Global dairy prices fell 3.6 percent in last week’s auction, marking the sixth consecutive fall in the Global Dairy Trade (GDT) price index. Average prices are now US$3,924 a metric tonne, with whole milk powder falling 3 percent to US$3,864 and skim milk powder tumbling 7 percent to US$3,126. Cheddar prices also fell 9.2 percent to US$3,949.

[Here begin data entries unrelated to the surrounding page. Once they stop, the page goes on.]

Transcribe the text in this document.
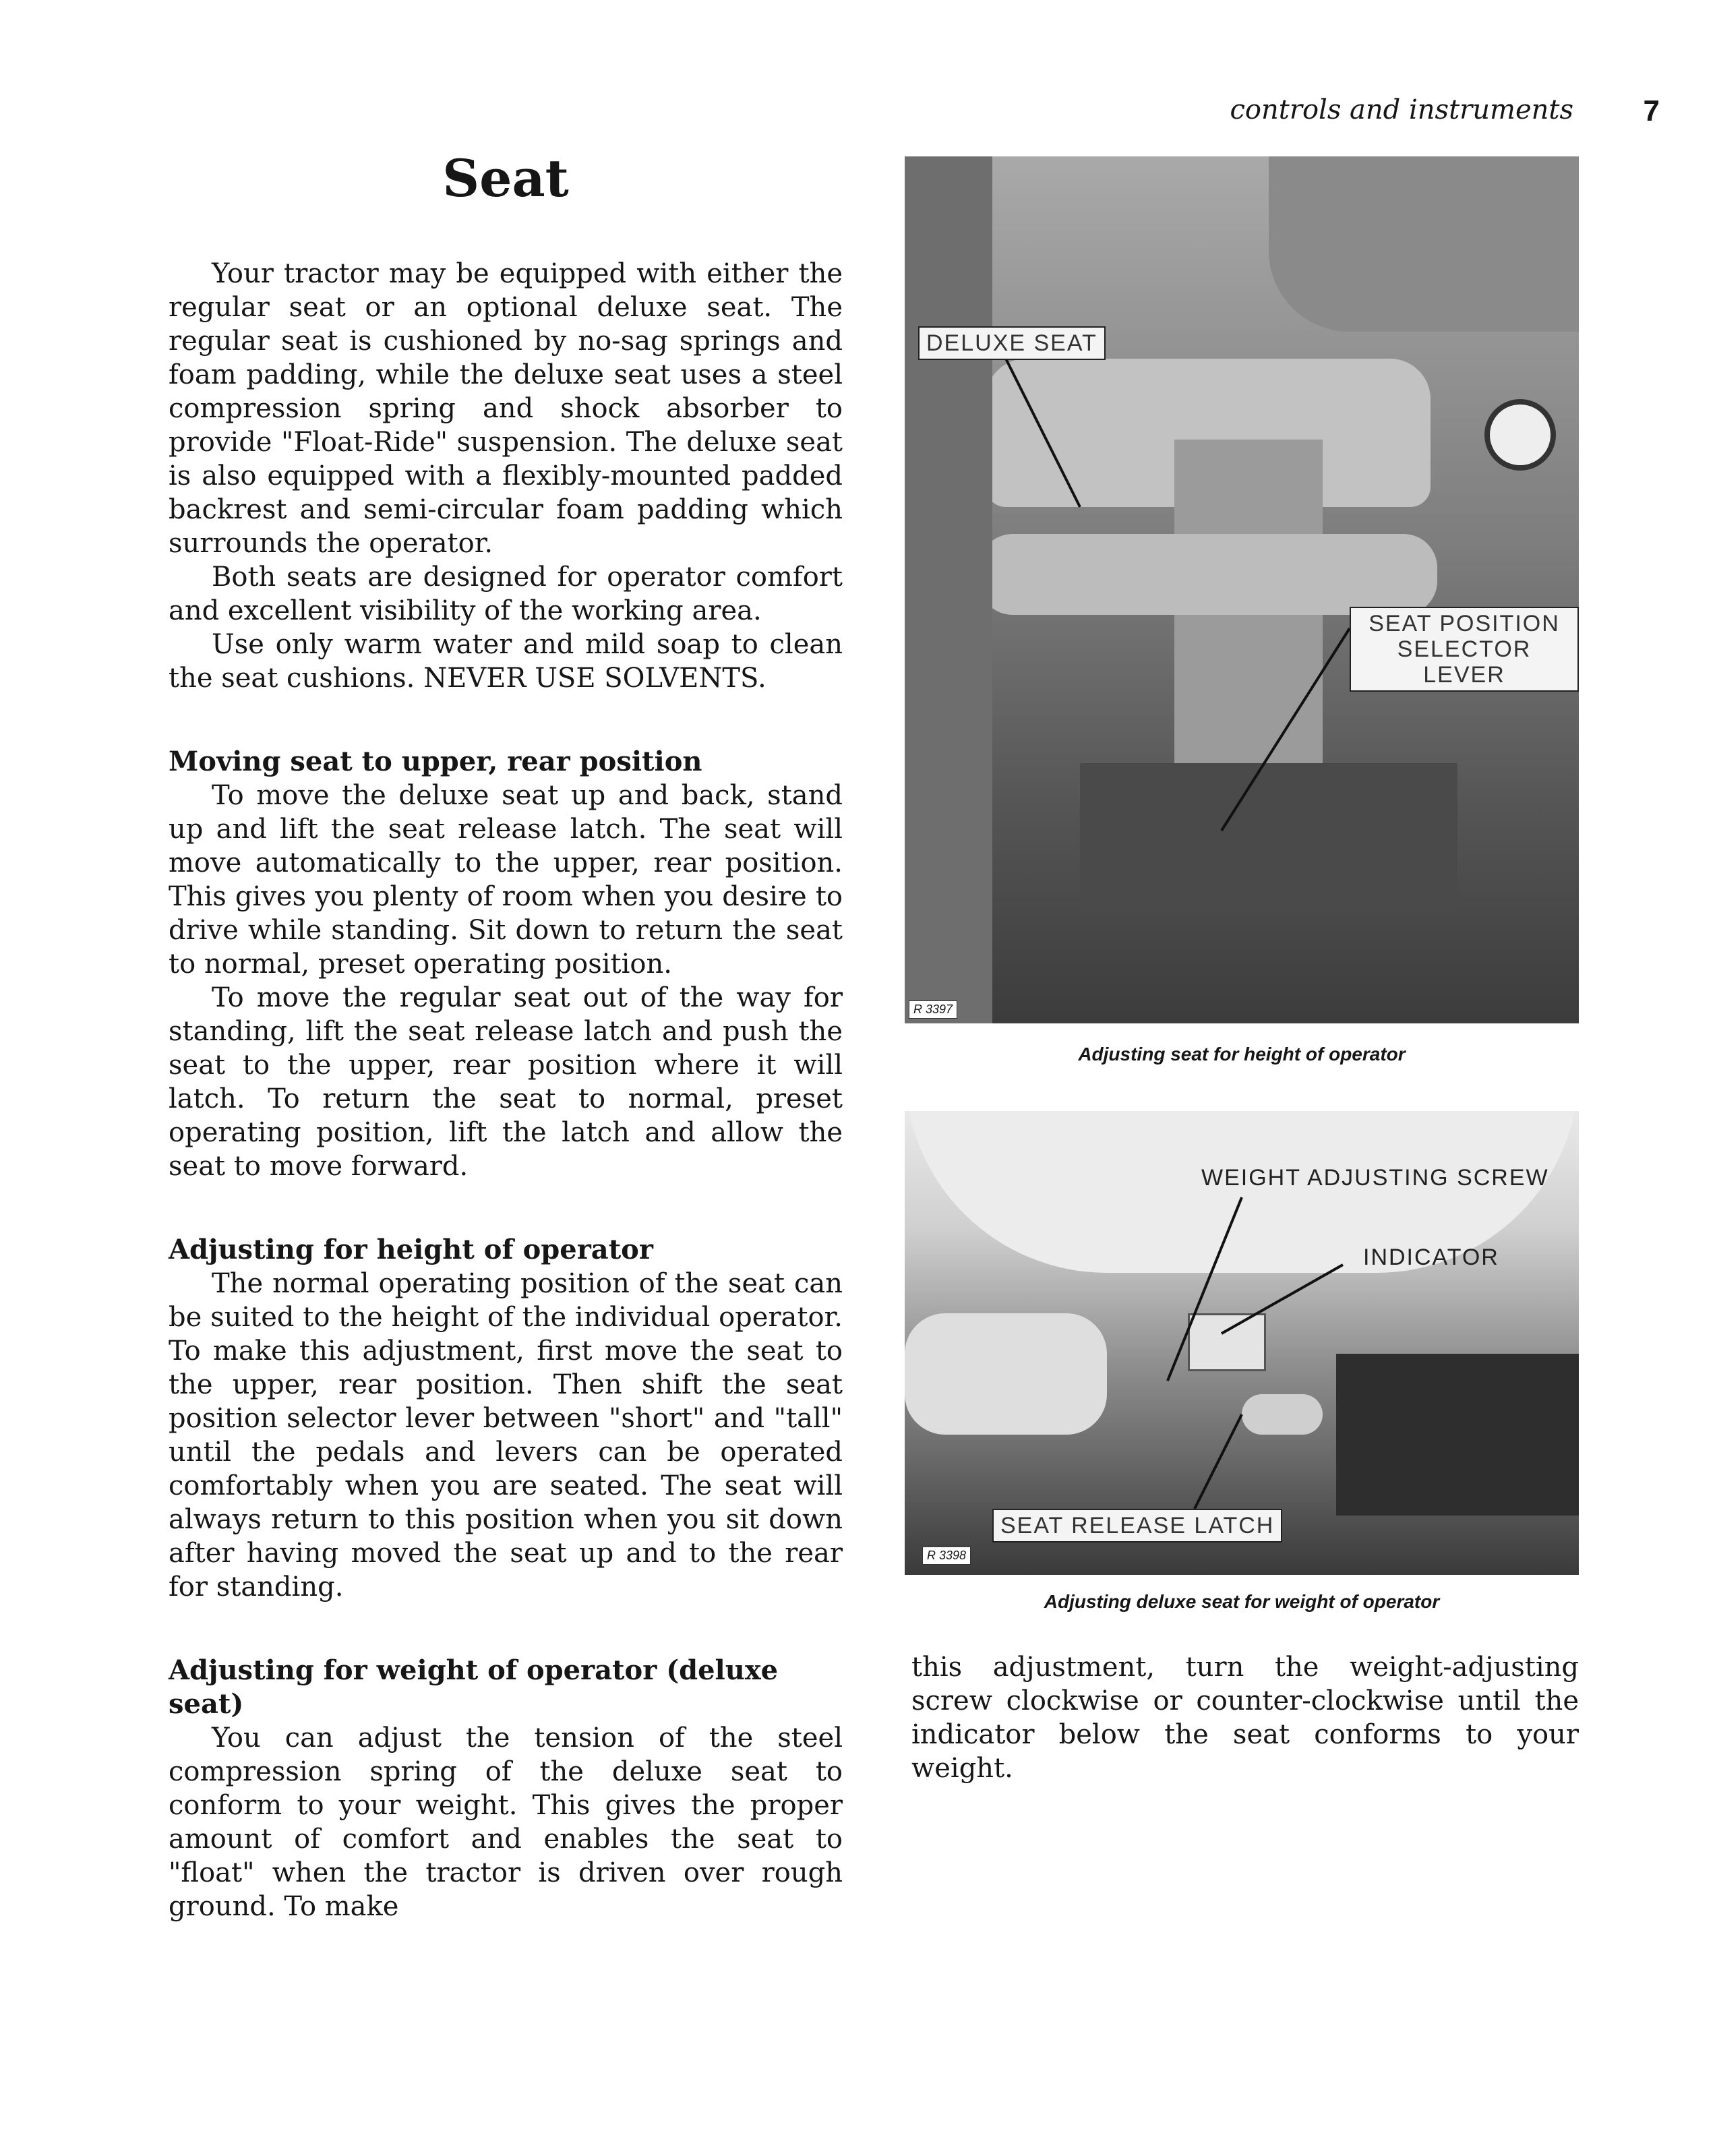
controls and instruments 7
Seat

Your tractor may be equipped with either the regular seat or an optional deluxe seat. The regular seat is cushioned by no-sag springs and foam padding, while the deluxe seat uses a steel compression spring and shock absorber to provide "Float-Ride" suspension. The deluxe seat is also equipped with a flexibly-mounted padded backrest and semi-circular foam padding which surrounds the operator.

Both seats are designed for operator comfort and excellent visibility of the working area.

Use only warm water and mild soap to clean the seat cushions. NEVER USE SOLVENTS.

Moving seat to upper, rear position

To move the deluxe seat up and back, stand up and lift the seat release latch. The seat will move automatically to the upper, rear position. This gives you plenty of room when you desire to drive while standing. Sit down to return the seat to normal, preset operating position.

To move the regular seat out of the way for standing, lift the seat release latch and push the seat to the upper, rear position where it will latch. To return the seat to normal, preset operating position, lift the latch and allow the seat to move forward.

Adjusting for height of operator

The normal operating position of the seat can be suited to the height of the individual operator. To make this adjustment, first move the seat to the upper, rear position. Then shift the seat position selector lever between "short" and "tall" until the pedals and levers can be operated comfortably when you are seated. The seat will always return to this position when you sit down after having moved the seat up and to the rear for standing.

Adjusting for weight of operator (deluxe seat)

You can adjust the tension of the steel compression spring of the deluxe seat to conform to your weight. This gives the proper amount of comfort and enables the seat to "float" when the tractor is driven over rough ground. To make

DELUXE SEAT
SEAT POSITION
SELECTOR LEVER
R 3397
Adjusting seat for height of operator
WEIGHT ADJUSTING SCREW
INDICATOR
SEAT RELEASE LATCH
R 3398
Adjusting deluxe seat for weight of operator

this adjustment, turn the weight-adjusting screw clockwise or counter-clockwise until the indicator below the seat conforms to your weight.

Macquarie will purchase AMP Capital’s Global Equities and Fixed Income division, which includes AMP Capital NZ. The Australian fund manager will pay up to A$110 million in cash and a cash earnout of up to A$75m, payable after the second anniversary of the transaction. The division manages approximately A$60 billion of assets for AMP Australia as well as a number of external institutional, retail and direct clients. The NZ division manages $20b for superannuation schemes, iwi, insurance providers, and charitable trusts.

Radius Residential Care said it would raise up to $50 million to fund growth, including buying four aged-care facilities. $10m of the new shares will be used as part-payment for the purchases, being issued to the vendor, Ohaupo Holdings. The company said the purchases are strategically important facilities Radius already operates but doesn’t own and any additional funds over the purchase costs will be used to reduce debt. The acquisitions will increase Radius’ brownfield development pipeline and give it ownership of facilities adjacent to two co-located retirement villages that it owns and operates.

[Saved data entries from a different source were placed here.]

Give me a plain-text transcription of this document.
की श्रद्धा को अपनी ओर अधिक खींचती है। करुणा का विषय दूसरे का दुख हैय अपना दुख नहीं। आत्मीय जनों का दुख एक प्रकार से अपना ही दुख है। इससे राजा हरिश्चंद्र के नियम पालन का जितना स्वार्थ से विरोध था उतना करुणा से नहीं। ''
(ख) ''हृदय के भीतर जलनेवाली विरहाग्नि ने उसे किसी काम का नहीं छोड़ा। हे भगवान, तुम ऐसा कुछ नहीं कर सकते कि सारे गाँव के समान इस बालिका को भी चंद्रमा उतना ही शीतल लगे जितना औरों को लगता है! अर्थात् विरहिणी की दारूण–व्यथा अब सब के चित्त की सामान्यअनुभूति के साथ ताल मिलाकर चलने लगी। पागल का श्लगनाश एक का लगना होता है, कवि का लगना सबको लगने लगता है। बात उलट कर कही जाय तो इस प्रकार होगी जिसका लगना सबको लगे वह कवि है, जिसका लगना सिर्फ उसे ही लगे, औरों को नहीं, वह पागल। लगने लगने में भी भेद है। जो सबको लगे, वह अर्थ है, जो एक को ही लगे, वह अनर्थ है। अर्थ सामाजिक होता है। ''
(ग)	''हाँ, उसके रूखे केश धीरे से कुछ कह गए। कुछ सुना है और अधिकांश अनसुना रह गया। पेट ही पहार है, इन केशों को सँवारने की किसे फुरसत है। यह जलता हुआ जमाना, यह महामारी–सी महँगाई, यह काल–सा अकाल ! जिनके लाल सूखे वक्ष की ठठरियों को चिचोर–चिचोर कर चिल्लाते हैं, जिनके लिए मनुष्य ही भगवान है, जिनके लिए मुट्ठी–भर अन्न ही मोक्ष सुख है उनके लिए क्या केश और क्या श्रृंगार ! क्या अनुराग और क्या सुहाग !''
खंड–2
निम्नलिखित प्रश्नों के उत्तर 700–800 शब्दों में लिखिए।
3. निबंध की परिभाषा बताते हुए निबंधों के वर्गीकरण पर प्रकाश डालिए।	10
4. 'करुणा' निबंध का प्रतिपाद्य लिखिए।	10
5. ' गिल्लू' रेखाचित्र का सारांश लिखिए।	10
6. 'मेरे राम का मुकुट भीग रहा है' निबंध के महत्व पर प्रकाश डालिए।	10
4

The Financial Markets Authority (FMA) said it had concluded its inquiry into Fonterra on the timing of accounting write-downs for Beingmate Baby and Child Food Co and its China Farm assets saying it “did not find evidence to support regulatory action, including litigation, under the Financial Markets Conduct Act”. The inquiry followed complaints that the value of these and other assets were re-stated in a Fonterra market announcement in August 2019. From September 2017 to April 2018, the FMA engaged with Fonterra on its valuation of Beingmate for the year ended 31 July 2017.

Kiwi Property Group confirmed the interest rate it would pay on its green bonds issue had been set at the minimum 2.85 percent and it will sell a total of $150 million after the sale was heavily oversubscribed. The company had planned to sell at least $100m and had allowed for oversubscriptions of up to $50m. The coupon on the bonds, which will be listed on the NZX, was set following a book building process among institutional investors. Kiwi lowered the indicative range on Wednesday to 1.25 percent to 1.35 percent over the swap rate from the original 1.35 percent to 1.5 percent once the demand for the bond issue became apparent.

The week ahead…

Mon: Kiwi Property AGM; Electronic Card Transactions (June) – Stats NZ

Tues: Food Prices Index (June) – Stats NZ

Wed: Reserve Bank Monetary Policy Review; Tilt Renewables SSM

Fri: Consumer Price Index (June quarter) – RBNZ; Vehicle registrations (June) – Stats NZ

Andrew Patterson is Newsroom's Markets Editor and has worked for decades as a financial journalist, radio presenter and editor with Australia's ABC, Radio Live and NBR.